Thromboembolism of the leg following prophylactic balloon occlusion of the uterine arteries
Article first published online: 13 JUL 2009
© 2009 The Authors Journal compilation © RCOG 2009 BJOG An International Journal of Obstetrics and Gynaecology
BJOG: An International Journal of Obstetrics & Gynaecology
Volume 116, Issue 9, pages 1278–1279, August 2009
How to Cite
Chouliaras, S., Hickling, D. and Tuck, J. (2009), Thromboembolism of the leg following prophylactic balloon occlusion of the uterine arteries. BJOG: An International Journal of Obstetrics & Gynaecology, 116: 1278–1279. doi: 10.1111/j.1471-0528.2009.02217.x
- Issue published online: 13 JUL 2009
- Article first published online: 13 JUL 2009
- Accepted 1 April 2009.
We read with interest the article by Maasen et al.1 on the complications and failure of uterine artery embolisation for intractable postpartum haemorrhage. We would like to share our experience of a case with a similar complication, thromboembolism of the leg, following balloon occlusion of the uterine arteries.
A 45-year-old primigravida had an elective caesarean section at 37 weeks. She has had subfertility for 6 years and previously had uterine artery embolisation (UAE) for treatment of leiomyomata. Her pregnancy was complicated by a large cervical leiomyoma (7 × 4 × 6 cm), as well as several smaller ones in the lower uterine segment. Ultrasound scan suggested the presence of an anterior placenta accreta. Because of religious beliefs, the patient was refusing transfusion of all blood products.
Prior to the procedure bilateral prophylactic balloon (8.5 mm) placement into the internal iliac arteries across the aortic bifurcation was undertaken under fluoroscopic guidance. After delivery of the fetus abnormal placentation was confirmed and it was decided to leave the placenta undisturbed in situ. The right femoral sheath was left in situ perfused with heparin infusion.

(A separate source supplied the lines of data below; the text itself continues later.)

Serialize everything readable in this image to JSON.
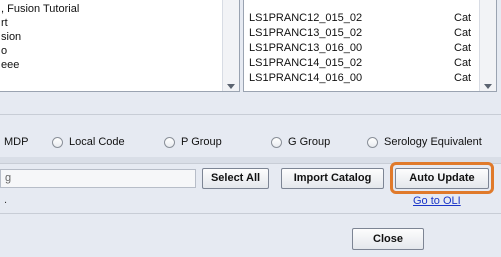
{
  "left_list": {
    "items": [
      ", Fusion Tutorial",
      "rt",
      "sion",
      "o",
      "eee"
    ]
  },
  "catalog_list": {
    "rows": [
      {
        "name": "LS1PRANC12_015_02",
        "type": "Cat"
      },
      {
        "name": "LS1PRANC13_015_02",
        "type": "Cat"
      },
      {
        "name": "LS1PRANC13_016_00",
        "type": "Cat"
      },
      {
        "name": "LS1PRANC14_015_02",
        "type": "Cat"
      },
      {
        "name": "LS1PRANC14_016_00",
        "type": "Cat"
      }
    ]
  },
  "code_options": {
    "mdp_label": "MDP",
    "options": [
      "Local Code",
      "P Group",
      "G Group",
      "Serology Equivalent"
    ]
  },
  "search_field": {
    "value": "g"
  },
  "status_text": ".",
  "buttons": {
    "select_all": "Select All",
    "import_catalog": "Import Catalog",
    "auto_update": "Auto Update",
    "close": "Close"
  },
  "links": {
    "go_to_oli": "Go to OLI"
  },
  "colors": {
    "highlight": "#e07a2b",
    "link": "#1a35c8"
  }
}
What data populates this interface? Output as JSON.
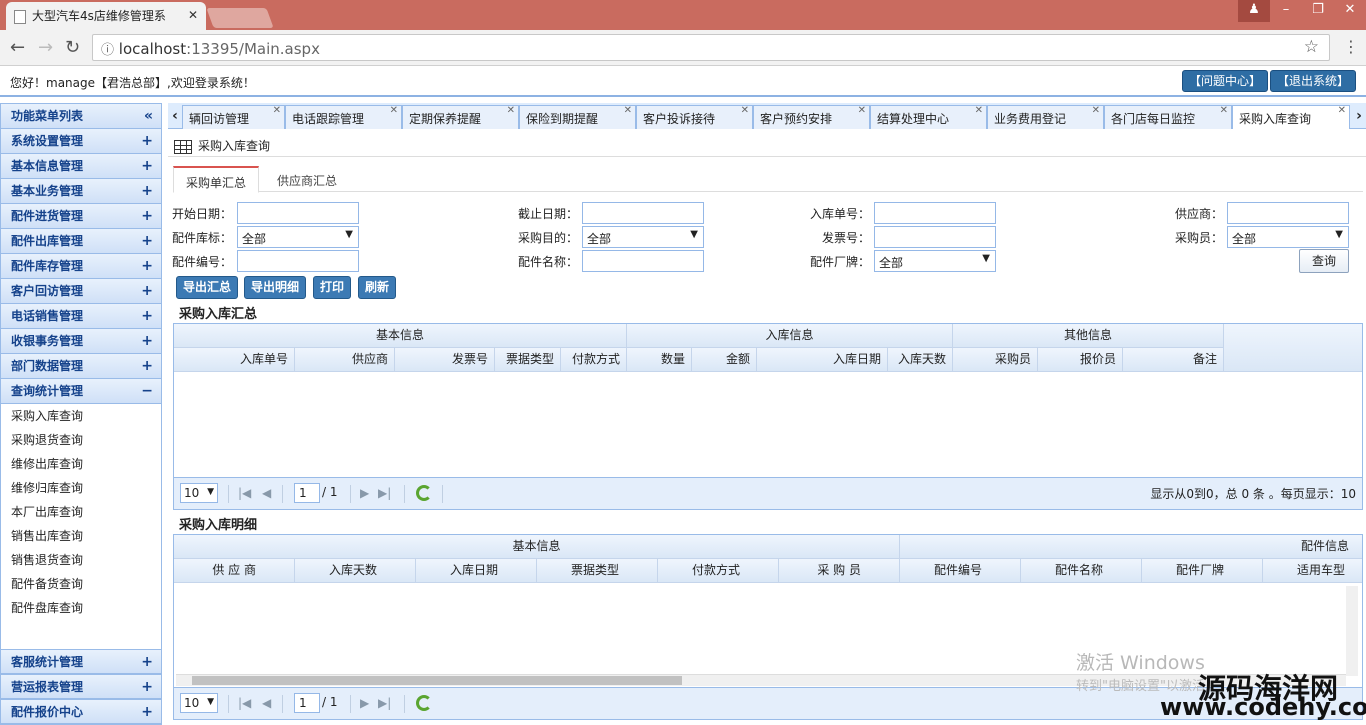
{
  "browser": {
    "tab_title": "大型汽车4s店维修管理系",
    "url_host": "localhost",
    "url_rest": ":13395/Main.aspx"
  },
  "header": {
    "welcome": "您好！manage【君浩总部】,欢迎登录系统！",
    "help_btn": "【问题中心】",
    "logout_btn": "【退出系统】"
  },
  "sidebar": {
    "title": "功能菜单列表",
    "groups": [
      {
        "label": "系统设置管理",
        "sign": "+"
      },
      {
        "label": "基本信息管理",
        "sign": "+"
      },
      {
        "label": "基本业务管理",
        "sign": "+"
      },
      {
        "label": "配件进货管理",
        "sign": "+"
      },
      {
        "label": "配件出库管理",
        "sign": "+"
      },
      {
        "label": "配件库存管理",
        "sign": "+"
      },
      {
        "label": "客户回访管理",
        "sign": "+"
      },
      {
        "label": "电话销售管理",
        "sign": "+"
      },
      {
        "label": "收银事务管理",
        "sign": "+"
      },
      {
        "label": "部门数据管理",
        "sign": "+"
      },
      {
        "label": "查询统计管理",
        "sign": "−"
      }
    ],
    "subitems": [
      "采购入库查询",
      "采购退货查询",
      "维修出库查询",
      "维修归库查询",
      "本厂出库查询",
      "销售出库查询",
      "销售退货查询",
      "配件备货查询",
      "配件盘库查询"
    ],
    "bottom_groups": [
      {
        "label": "客服统计管理",
        "sign": "+"
      },
      {
        "label": "营运报表管理",
        "sign": "+"
      },
      {
        "label": "配件报价中心",
        "sign": "+"
      }
    ]
  },
  "tabs": [
    "辆回访管理",
    "电话跟踪管理",
    "定期保养提醒",
    "保险到期提醒",
    "客户投诉接待",
    "客户预约安排",
    "结算处理中心",
    "业务费用登记",
    "各门店每日监控",
    "采购入库查询"
  ],
  "panel": {
    "title": "采购入库查询",
    "subtab1": "采购单汇总",
    "subtab2": "供应商汇总"
  },
  "form": {
    "start_date": "开始日期：",
    "end_date": "截止日期：",
    "in_no": "入库单号：",
    "supplier": "供应商：",
    "store": "配件库标：",
    "store_val": "全部",
    "purpose": "采购目的：",
    "purpose_val": "全部",
    "invoice": "发票号：",
    "buyer": "采购员：",
    "buyer_val": "全部",
    "part_no": "配件编号：",
    "part_name": "配件名称：",
    "brand": "配件厂牌：",
    "brand_val": "全部",
    "query_btn": "查询"
  },
  "actions": [
    "导出汇总",
    "导出明细",
    "打印",
    "刷新"
  ],
  "summary": {
    "title": "采购入库汇总",
    "groups": [
      "基本信息",
      "入库信息",
      "其他信息"
    ],
    "columns": [
      "入库单号",
      "供应商",
      "发票号",
      "票据类型",
      "付款方式",
      "数量",
      "金额",
      "入库日期",
      "入库天数",
      "采购员",
      "报价员",
      "备注"
    ],
    "page_size": "10",
    "page": "1",
    "total_pages": "/ 1",
    "status": "显示从0到0，总 0 条 。每页显示：10"
  },
  "detail": {
    "title": "采购入库明细",
    "groups": [
      "基本信息",
      "配件信息"
    ],
    "columns": [
      "供 应 商",
      "入库天数",
      "入库日期",
      "票据类型",
      "付款方式",
      "采 购 员",
      "配件编号",
      "配件名称",
      "配件厂牌",
      "适用车型"
    ],
    "page_size": "10",
    "page": "1",
    "total_pages": "/ 1"
  },
  "watermark": {
    "activate": "激活 Windows",
    "activate_sub": "转到\"电脑设置\"以激活",
    "site_cn": "源码海洋网",
    "site_url": "www.codehy.com"
  }
}
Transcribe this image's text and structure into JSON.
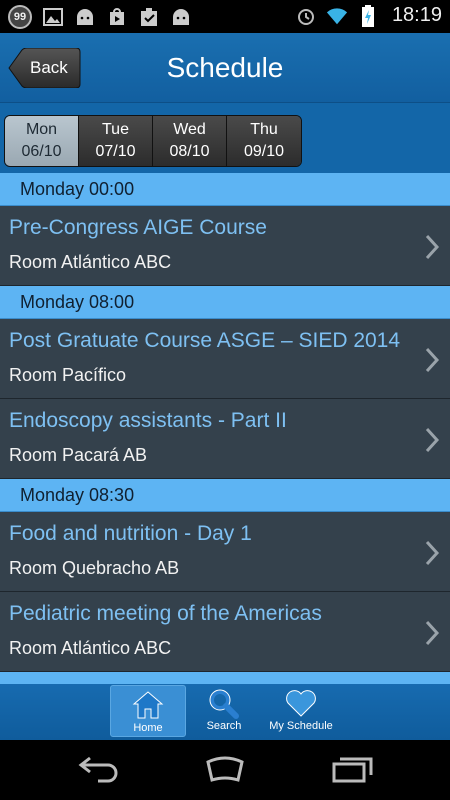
{
  "status_bar": {
    "notification_count": "99",
    "time": "18:19",
    "icons": [
      "notification-badge",
      "image-icon",
      "android-icon",
      "play-store-icon",
      "checklist-icon",
      "android-icon",
      "alarm-icon",
      "wifi-icon",
      "battery-charging-icon"
    ]
  },
  "header": {
    "back_label": "Back",
    "title": "Schedule"
  },
  "day_tabs": [
    {
      "day": "Mon",
      "date": "06/10",
      "selected": true
    },
    {
      "day": "Tue",
      "date": "07/10",
      "selected": false
    },
    {
      "day": "Wed",
      "date": "08/10",
      "selected": false
    },
    {
      "day": "Thu",
      "date": "09/10",
      "selected": false
    }
  ],
  "schedule": [
    {
      "time": "Monday 00:00",
      "events": [
        {
          "title": "Pre-Congress AIGE Course",
          "room": "Room Atlántico ABC"
        }
      ]
    },
    {
      "time": "Monday 08:00",
      "events": [
        {
          "title": "Post Gratuate Course ASGE – SIED 2014",
          "room": "Room Pacífico"
        },
        {
          "title": "Endoscopy assistants - Part II",
          "room": "Room Pacará AB"
        }
      ]
    },
    {
      "time": "Monday 08:30",
      "events": [
        {
          "title": "Food and nutrition - Day 1",
          "room": "Room Quebracho AB"
        },
        {
          "title": "Pediatric meeting of the Americas",
          "room": "Room Atlántico ABC"
        }
      ]
    }
  ],
  "bottom_tabs": {
    "home": "Home",
    "search": "Search",
    "my_schedule": "My Schedule"
  },
  "colors": {
    "header_blue": "#1366a8",
    "section_blue": "#5db4f3",
    "title_blue": "#7ec0f2",
    "row_dark": "#34414c"
  }
}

Six hours later the patient developed significant postpartum haemorrhage and it was decided to proceed to a caesarean hysterectomy. Occlusion balloons were further deployed to minimise intraoperative haemorrhage. The origins of both internal iliacs were occluded at the level of the iliac bifurcation. On the right the existing sheath was used. On the left a new sheath was introduced through a different puncture.
After the procedure was completed a check angiography demonstrated a pericatheter thrombus around the sheath in the right external iliac artery necessitating a formal surgical embolectomy.
Postoperatively, the patient developed neuropathic pain in her right leg which was treated with gabapentin. When discharged her haemoglobin was 10 g/l while pre-delivery it was 10.8 g/l. Six weeks postpartum although there was improvement she was still symptomatic with pain. Histology confirmed the presence of placenta accreta at the side of the previously embolised leiomyoma.
A relatively small number of pregnancies following previous UAE have been reported.2 It appears that arterial embolisation can be used successfully in controlling or preventing obstetric haemorrhage in these cases.
In our case, the complication developed on the side where the femoral sheath was left in situ. The prolonged presence of the sheath in a hypercoagulable pregnant patient may have provoked thrombus initiation and propagation. The complication may have been prevented if the sheath and external iliac segments were perfused intraoperatively with pressurised heparinised saline solution. It is logical to suggest prompt removal of the sheaths, unless significant ongoing risk of haemorrhage is apparent.
As embolisation of the uterine arteries is increasingly being used both prophylactically and therapeutically there are concerns raised regarding safety and efficacy.3 Existing evidence is limited thus teams should be encouraged to publish their experiences. Caution should be exercised while interventional radiology techniques develop but in selected cases they can prove indispensable and life saving.